At the 2016 Calgary Stampede, Whitfield finished in second place, earning $25,000.

After the ERA shut down after its only competitive season, Whitfield did not to return to PRCA competition, and instead competed primarily in the semi-professional Cowboys Professional Rodeo Association (CPRA).

Whitfield was invited to compete at the 2019 Houston Livestock Show and Rodeo, which had once again become a PRCA rodeo after eight years of being unsanctioned. After his performances there, Whitfield officially retired from rodeo competition.

== Honors ==
- 2000 Rodeo Hall of Fame of the National Cowboy & Western Heritage Museum
- 2003 Texas Cowboy Hall of Fame
- 2004 ProRodeo Hall of Fame
- 2005 Cheyenne Frontier Days Hall of Fame
- 2005 Texas Rodeo Cowboy Hall of Fame
- 2012 National Multicultural Western Heritage Museum and Hall of Fame
- 2012 St. Paul Rodeo Hall of Fame

==Other==
Whitfield married Cassie, in 2000. They have two daughters.

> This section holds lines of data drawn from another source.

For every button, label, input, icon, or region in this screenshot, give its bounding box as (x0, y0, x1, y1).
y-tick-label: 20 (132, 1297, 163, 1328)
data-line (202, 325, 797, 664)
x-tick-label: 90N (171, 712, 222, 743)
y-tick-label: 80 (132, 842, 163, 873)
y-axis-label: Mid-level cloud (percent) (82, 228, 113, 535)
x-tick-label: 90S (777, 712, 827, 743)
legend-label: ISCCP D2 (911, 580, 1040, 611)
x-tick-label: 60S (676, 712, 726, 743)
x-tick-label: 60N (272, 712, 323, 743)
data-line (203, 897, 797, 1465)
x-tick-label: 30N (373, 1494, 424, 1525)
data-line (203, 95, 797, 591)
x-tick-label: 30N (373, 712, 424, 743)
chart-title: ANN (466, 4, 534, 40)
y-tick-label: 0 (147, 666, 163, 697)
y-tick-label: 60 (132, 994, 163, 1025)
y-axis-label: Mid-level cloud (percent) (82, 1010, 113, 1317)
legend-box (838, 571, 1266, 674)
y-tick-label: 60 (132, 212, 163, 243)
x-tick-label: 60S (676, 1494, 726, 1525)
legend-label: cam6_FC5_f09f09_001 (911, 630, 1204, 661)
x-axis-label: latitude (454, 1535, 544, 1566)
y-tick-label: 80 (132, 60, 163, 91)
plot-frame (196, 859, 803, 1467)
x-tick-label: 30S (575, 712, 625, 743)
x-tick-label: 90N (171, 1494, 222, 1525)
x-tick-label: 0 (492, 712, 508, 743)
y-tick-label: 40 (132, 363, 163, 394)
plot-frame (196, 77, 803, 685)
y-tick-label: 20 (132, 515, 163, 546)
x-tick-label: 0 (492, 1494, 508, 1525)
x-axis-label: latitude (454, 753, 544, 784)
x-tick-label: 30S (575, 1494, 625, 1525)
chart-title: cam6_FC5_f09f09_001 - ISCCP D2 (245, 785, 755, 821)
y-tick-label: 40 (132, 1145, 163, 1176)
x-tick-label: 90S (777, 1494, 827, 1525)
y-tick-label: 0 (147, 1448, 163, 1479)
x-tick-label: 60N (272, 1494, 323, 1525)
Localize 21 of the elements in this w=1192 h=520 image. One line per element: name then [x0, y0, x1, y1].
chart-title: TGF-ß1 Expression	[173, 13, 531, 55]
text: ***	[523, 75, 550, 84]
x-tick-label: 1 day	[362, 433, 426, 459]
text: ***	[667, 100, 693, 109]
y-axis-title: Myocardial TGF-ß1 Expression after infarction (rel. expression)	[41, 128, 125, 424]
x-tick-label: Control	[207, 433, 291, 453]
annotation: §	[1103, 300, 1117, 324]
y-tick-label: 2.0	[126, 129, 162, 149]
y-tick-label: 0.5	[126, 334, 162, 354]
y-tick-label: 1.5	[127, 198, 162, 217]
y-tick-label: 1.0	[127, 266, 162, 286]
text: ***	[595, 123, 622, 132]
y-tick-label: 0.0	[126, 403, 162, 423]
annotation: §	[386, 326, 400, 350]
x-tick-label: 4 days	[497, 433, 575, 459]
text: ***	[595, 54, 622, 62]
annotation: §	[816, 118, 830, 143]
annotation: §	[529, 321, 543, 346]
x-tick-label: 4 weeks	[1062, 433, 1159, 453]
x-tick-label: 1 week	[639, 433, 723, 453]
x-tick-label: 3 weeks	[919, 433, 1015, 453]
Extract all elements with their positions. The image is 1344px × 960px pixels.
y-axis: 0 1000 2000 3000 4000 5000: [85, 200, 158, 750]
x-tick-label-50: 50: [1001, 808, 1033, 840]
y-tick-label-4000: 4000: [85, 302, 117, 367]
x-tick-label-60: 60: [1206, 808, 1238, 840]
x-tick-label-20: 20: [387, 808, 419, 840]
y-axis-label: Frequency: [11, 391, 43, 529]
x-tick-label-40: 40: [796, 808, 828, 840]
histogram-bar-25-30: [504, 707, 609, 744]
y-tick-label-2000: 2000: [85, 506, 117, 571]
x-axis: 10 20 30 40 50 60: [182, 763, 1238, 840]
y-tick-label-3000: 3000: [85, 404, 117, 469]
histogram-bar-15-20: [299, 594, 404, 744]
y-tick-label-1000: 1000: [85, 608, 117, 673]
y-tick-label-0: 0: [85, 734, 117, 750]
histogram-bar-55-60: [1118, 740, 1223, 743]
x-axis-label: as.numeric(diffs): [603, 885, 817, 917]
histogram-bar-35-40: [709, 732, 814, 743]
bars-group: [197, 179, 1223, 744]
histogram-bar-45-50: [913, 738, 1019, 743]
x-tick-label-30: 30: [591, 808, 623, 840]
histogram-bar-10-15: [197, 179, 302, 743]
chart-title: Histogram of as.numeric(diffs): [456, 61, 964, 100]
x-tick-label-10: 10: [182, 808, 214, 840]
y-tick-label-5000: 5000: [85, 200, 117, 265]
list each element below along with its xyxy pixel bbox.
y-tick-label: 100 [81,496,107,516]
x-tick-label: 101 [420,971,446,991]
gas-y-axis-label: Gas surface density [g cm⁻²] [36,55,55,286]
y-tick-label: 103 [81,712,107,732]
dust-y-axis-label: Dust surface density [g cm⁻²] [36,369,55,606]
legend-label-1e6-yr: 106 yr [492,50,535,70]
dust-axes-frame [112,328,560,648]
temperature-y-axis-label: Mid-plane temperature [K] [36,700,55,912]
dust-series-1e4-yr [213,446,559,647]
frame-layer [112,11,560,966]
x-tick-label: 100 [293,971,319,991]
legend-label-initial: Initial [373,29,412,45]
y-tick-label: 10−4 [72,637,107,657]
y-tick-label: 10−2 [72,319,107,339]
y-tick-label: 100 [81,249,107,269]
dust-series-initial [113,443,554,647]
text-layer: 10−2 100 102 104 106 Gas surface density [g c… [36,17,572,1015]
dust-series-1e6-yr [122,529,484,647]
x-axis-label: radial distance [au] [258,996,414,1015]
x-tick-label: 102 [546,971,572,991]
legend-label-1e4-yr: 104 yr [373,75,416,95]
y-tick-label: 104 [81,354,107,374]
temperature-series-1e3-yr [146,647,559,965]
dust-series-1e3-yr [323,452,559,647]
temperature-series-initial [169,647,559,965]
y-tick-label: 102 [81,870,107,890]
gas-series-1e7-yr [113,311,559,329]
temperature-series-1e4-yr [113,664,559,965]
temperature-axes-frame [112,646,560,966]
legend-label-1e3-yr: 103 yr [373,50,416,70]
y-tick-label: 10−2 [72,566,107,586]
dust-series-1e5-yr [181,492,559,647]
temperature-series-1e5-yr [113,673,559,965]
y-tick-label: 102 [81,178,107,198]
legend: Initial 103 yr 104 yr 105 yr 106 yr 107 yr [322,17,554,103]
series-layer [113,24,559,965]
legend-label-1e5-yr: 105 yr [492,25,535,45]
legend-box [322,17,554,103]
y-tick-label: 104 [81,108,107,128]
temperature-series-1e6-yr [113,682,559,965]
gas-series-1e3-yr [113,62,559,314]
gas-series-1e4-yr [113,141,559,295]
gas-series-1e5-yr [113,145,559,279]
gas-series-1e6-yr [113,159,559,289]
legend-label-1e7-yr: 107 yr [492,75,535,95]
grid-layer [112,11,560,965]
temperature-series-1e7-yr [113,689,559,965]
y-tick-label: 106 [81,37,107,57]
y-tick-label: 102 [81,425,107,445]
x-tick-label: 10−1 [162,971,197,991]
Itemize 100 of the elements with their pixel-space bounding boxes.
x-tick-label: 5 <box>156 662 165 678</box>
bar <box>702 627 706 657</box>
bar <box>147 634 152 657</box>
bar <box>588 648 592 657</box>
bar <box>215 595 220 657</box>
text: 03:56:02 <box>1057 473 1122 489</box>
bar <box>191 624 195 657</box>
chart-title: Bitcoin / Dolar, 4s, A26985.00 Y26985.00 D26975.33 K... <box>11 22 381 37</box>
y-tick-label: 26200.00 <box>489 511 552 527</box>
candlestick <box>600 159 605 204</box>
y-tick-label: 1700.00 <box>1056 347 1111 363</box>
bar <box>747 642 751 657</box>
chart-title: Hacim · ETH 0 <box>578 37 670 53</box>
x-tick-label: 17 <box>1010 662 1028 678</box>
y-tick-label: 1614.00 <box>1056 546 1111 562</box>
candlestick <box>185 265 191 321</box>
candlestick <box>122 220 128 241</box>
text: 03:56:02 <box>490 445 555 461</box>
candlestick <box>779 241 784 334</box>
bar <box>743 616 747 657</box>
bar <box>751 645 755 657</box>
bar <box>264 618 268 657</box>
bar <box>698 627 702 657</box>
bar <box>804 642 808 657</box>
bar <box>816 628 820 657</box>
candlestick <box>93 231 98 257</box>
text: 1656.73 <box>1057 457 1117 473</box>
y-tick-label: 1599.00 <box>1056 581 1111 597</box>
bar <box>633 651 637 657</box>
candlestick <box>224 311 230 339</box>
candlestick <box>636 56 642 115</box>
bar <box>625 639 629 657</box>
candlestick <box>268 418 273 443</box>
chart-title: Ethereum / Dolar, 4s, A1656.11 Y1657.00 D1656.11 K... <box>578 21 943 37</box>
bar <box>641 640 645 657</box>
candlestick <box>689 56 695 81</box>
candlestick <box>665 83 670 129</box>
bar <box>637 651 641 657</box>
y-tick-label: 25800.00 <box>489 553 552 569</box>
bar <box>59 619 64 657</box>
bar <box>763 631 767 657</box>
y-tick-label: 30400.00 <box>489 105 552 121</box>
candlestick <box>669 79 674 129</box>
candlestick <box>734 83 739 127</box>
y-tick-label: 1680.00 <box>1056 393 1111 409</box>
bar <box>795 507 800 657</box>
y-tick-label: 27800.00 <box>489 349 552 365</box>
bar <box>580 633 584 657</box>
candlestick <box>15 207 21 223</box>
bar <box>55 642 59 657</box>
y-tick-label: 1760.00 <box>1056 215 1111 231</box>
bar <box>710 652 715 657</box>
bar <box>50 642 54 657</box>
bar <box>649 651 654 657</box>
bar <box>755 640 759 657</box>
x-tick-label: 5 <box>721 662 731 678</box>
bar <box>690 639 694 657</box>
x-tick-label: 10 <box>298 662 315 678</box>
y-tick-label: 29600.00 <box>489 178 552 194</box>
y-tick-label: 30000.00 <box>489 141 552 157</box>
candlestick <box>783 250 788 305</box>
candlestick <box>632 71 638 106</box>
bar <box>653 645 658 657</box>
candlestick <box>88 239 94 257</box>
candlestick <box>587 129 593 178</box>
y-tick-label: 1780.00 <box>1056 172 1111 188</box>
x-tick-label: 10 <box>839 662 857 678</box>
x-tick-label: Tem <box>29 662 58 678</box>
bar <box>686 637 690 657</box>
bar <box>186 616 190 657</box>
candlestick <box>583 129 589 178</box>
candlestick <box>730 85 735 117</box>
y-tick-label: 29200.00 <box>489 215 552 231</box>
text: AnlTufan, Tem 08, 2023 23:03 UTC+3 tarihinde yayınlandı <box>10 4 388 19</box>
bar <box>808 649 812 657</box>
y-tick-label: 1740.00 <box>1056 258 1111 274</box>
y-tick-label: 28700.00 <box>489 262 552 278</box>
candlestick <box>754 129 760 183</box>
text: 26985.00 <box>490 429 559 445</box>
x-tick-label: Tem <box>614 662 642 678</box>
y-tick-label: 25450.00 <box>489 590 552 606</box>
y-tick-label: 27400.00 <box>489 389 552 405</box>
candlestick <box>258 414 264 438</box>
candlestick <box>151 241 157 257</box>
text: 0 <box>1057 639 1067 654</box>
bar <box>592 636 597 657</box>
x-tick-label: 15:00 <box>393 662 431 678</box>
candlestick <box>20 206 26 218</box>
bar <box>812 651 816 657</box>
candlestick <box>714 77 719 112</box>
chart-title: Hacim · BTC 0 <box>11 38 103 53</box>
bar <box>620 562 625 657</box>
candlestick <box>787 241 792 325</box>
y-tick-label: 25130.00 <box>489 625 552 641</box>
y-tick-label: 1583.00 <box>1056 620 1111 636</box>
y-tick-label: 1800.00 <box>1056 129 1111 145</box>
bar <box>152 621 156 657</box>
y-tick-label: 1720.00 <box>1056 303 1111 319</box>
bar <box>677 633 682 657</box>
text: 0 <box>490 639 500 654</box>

The Whitfields purchased a ranch in Hockley, Texas, near Houston, where Fred trained and sold horses for several years. Just before retiring from rodeo, he sold the ranch and his horses, and took a job in sales for a gas and oil company. He and his family now reside in Magnolia, Texas.

In 2013, Whitfield published his autobiography, Gold Buckles Don't Lie, written in conjunction with Terri Powers.

Whitfield portrayed the legendary black Albertan cowboy and rancher John Ware for dramatic sequences in the documentary John Ware Reclaimed. The film was released in 2020.